Am I wrong in reading this as meaning, "you would have thought that he had recently been to Fiji (and come back)"
(_qu'on aurait cru qu'il revenait de siroter des margaritas... aux îles Fidji_)?


----------



## Nicomon

Je viens de découvrir ce fil et je serais curieuse d'avoir l'opinion d'un Anglophone à la question de pv  (salut ).

J'ai compris la même chose, et j'aime bien cette dernière version.


----------



## Wordsmyth

Anglophone reporting for duty, Nico.


pointvirgule said:


> _he looked so happy you’d have thought he’d been in Fiji_
> 
> Am I wrong in reading this as meaning, "you would have thought that he had recently been to Fiji (and come back)"



I don't think you'd be wrong at all, pv. That ties in perfectly with what Nyxtia said ...


Nyxtia said:


> It was in the pluperfect because it was a novel where a guy had come back from prison, the narrator said it was as if he had been in Fiji.


 ... and it's fair to assume from his happy look that it would have been recent.

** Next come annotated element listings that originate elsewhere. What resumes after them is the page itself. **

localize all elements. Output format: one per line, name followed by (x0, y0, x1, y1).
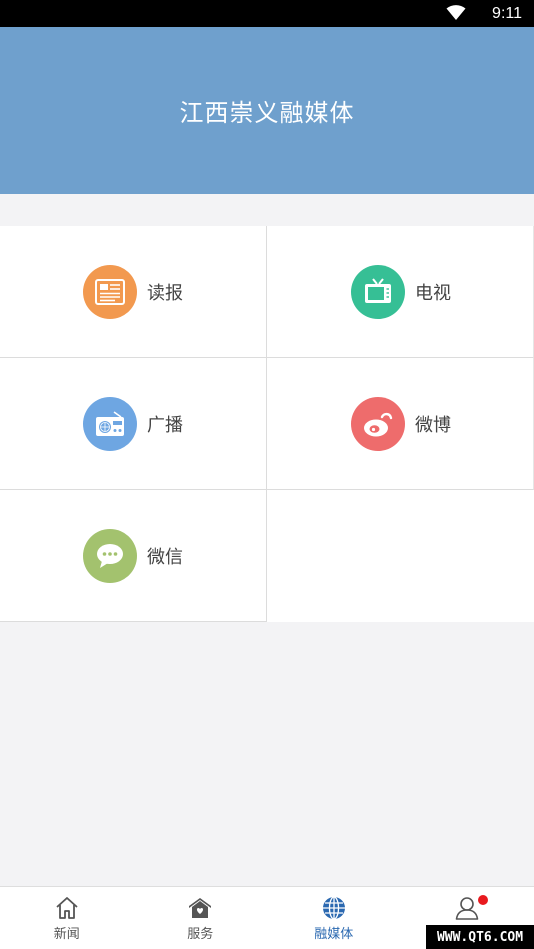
tv-icon (351, 264, 405, 319)
grid-item-label: 广播 (147, 414, 183, 436)
tab-label: 融媒体 (314, 927, 354, 942)
grid-item-label: 微博 (415, 414, 451, 436)
grid-item-tv[interactable]: 电视 (267, 226, 534, 358)
media-grid: 读报 电视 广播 微博 微信 (0, 226, 534, 622)
grid-item-label: 微信 (147, 546, 183, 568)
grid-item-wechat[interactable]: 微信 (0, 490, 267, 622)
app-header: 江西崇义融媒体 (0, 27, 534, 194)
globe-icon (322, 896, 345, 920)
tab-media[interactable]: 融媒体 (267, 887, 401, 949)
grid-row: 微信 (0, 490, 534, 622)
notification-badge (477, 895, 488, 905)
grid-row: 广播 微博 (0, 358, 534, 490)
newspaper-icon (83, 264, 137, 319)
grid-empty-cell (267, 490, 534, 622)
user-icon (455, 897, 479, 920)
grid-item-weibo[interactable]: 微博 (267, 358, 534, 490)
weibo-icon (351, 396, 405, 451)
status-bar: 9:11 (0, 0, 534, 27)
status-time: 9:11 (492, 5, 522, 22)
tab-label: 新闻 (53, 927, 80, 942)
grid-item-radio[interactable]: 广播 (0, 358, 267, 490)
home-icon (56, 897, 78, 919)
grid-row: 读报 电视 (0, 226, 534, 358)
grid-item-label: 读报 (147, 282, 183, 304)
page-title: 江西崇义融媒体 (179, 99, 355, 127)
wifi-icon (446, 5, 466, 21)
service-house-icon (189, 898, 212, 918)
tab-label: 服务 (187, 927, 214, 942)
tab-service[interactable]: 服务 (134, 887, 268, 949)
grid-item-newspaper[interactable]: 读报 (0, 226, 267, 358)
watermark: WWW.QT6.COM (426, 925, 534, 949)
grid-item-label: 电视 (415, 282, 451, 304)
radio-icon (83, 396, 137, 451)
wechat-icon (83, 528, 137, 583)
tab-news[interactable]: 新闻 (0, 887, 134, 949)
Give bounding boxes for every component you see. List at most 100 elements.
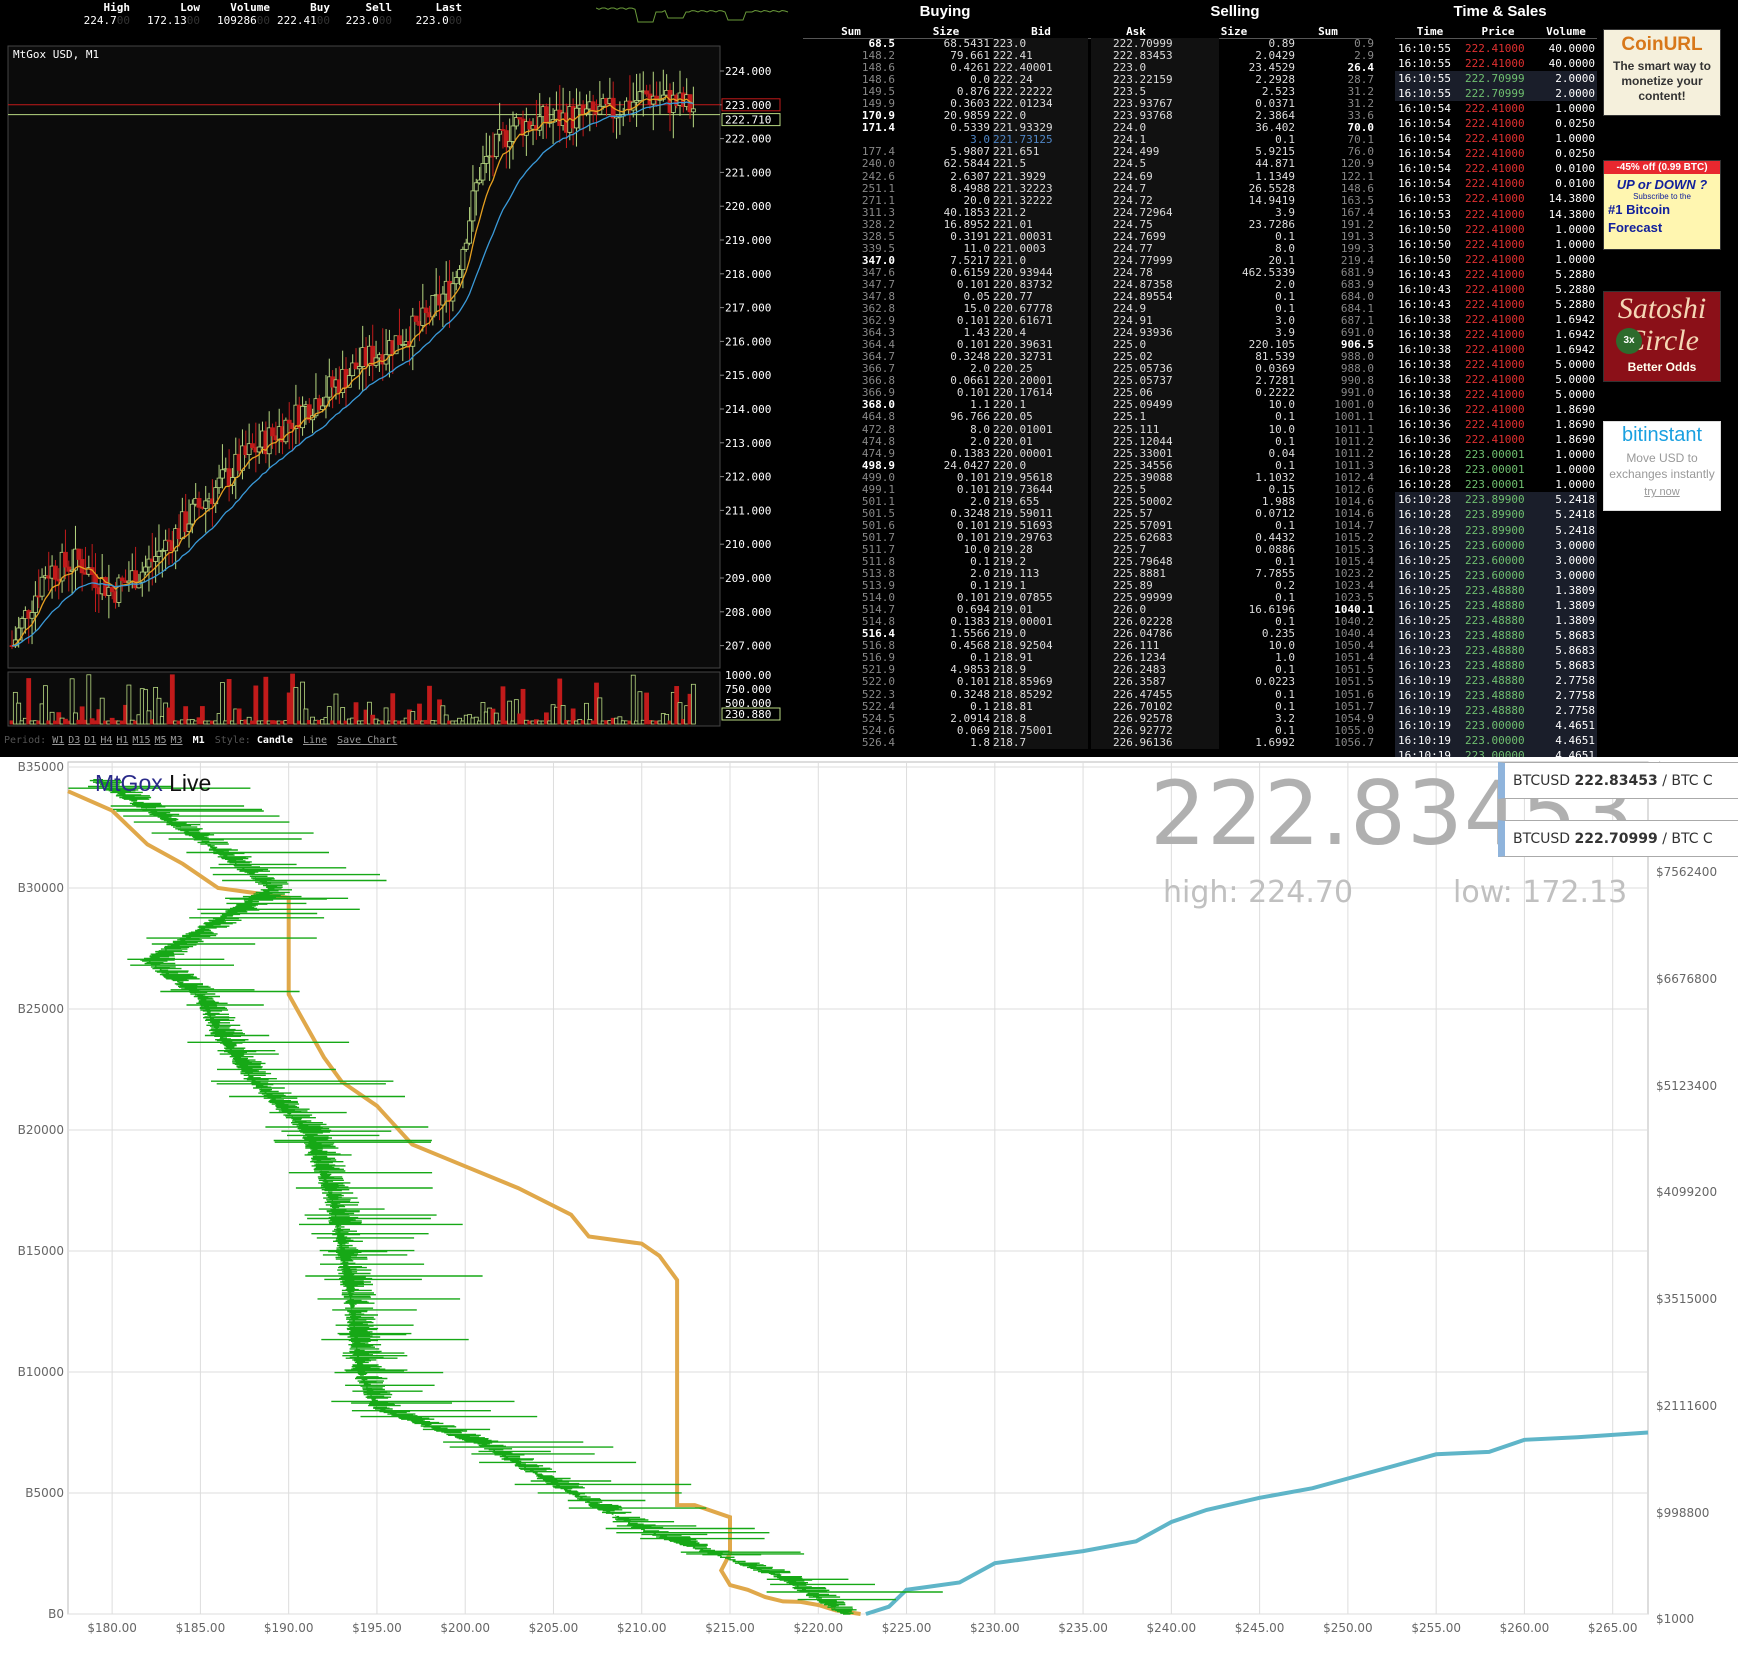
bid-price: 219.655 (993, 494, 1040, 508)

In fact that's what I took Nyxtia's sentence to mean when I first read it, _because_ he'd used the pluperfect. I didn't think for one minute that he might have meant something else and used the wrong tense. (Am I just too trusting?)

Ws


----------



## Nicomon

Thanks a lot Ws.   

J'espère que pv verra lui aussi cette réponse bien claire.


----------



## pointvirgule

Wordsmyth said:


> In fact that's what I took Nyxtia's sentence to mean when I first read it, _because_ he'd used the pluperfect.


Mille mercis, Ws.


----------



## Maître Capello

While I fully agree that the use of the pluperfect in both languages *implies* that the person is back from the Fiji, it is still strange for me from a pure logical point of view. How can you look so happy from being *back* from vacation? Since it is a mere comparison and nobody actually was in the Fiji, I would have chosen a more fitting comparison. It would make more sense to me to look happy because you *are* on vacation, doing fun things like sipping margaritas out of a coconut…


----------



## Wordsmyth

Are your pleasures always so fleeting, MC? I'm sure that if I'd just got back from an exhilaratingly pleasant experience, I'd be beaming for days (possibly even grinning like a Cheshire cat if I'd had enough margaritas!)

Ws


----------



## Maître Capello

Yes, I get your point, but to me the experience itself is much more pleasant than a reminiscence of it.


----------



## Kelly B

Well, yes, but in fact he had been, and indeed had recently returned from, prison, according to Nyxtia. I assume the author intends for us to be surprised at his demeanor, under the circumstances. Or at his suntan, maybe.


----------



## Wordsmyth

Kelly B said:


> I assume the author intends for us to be surprised at his demeanor, under the circumstances.


I agree, Kelly. So the tense of 'had been in Fiji' is consistent with that of 'had been in prison'.


Kelly B said:


> Or at his suntan, maybe.


 

Ws


----------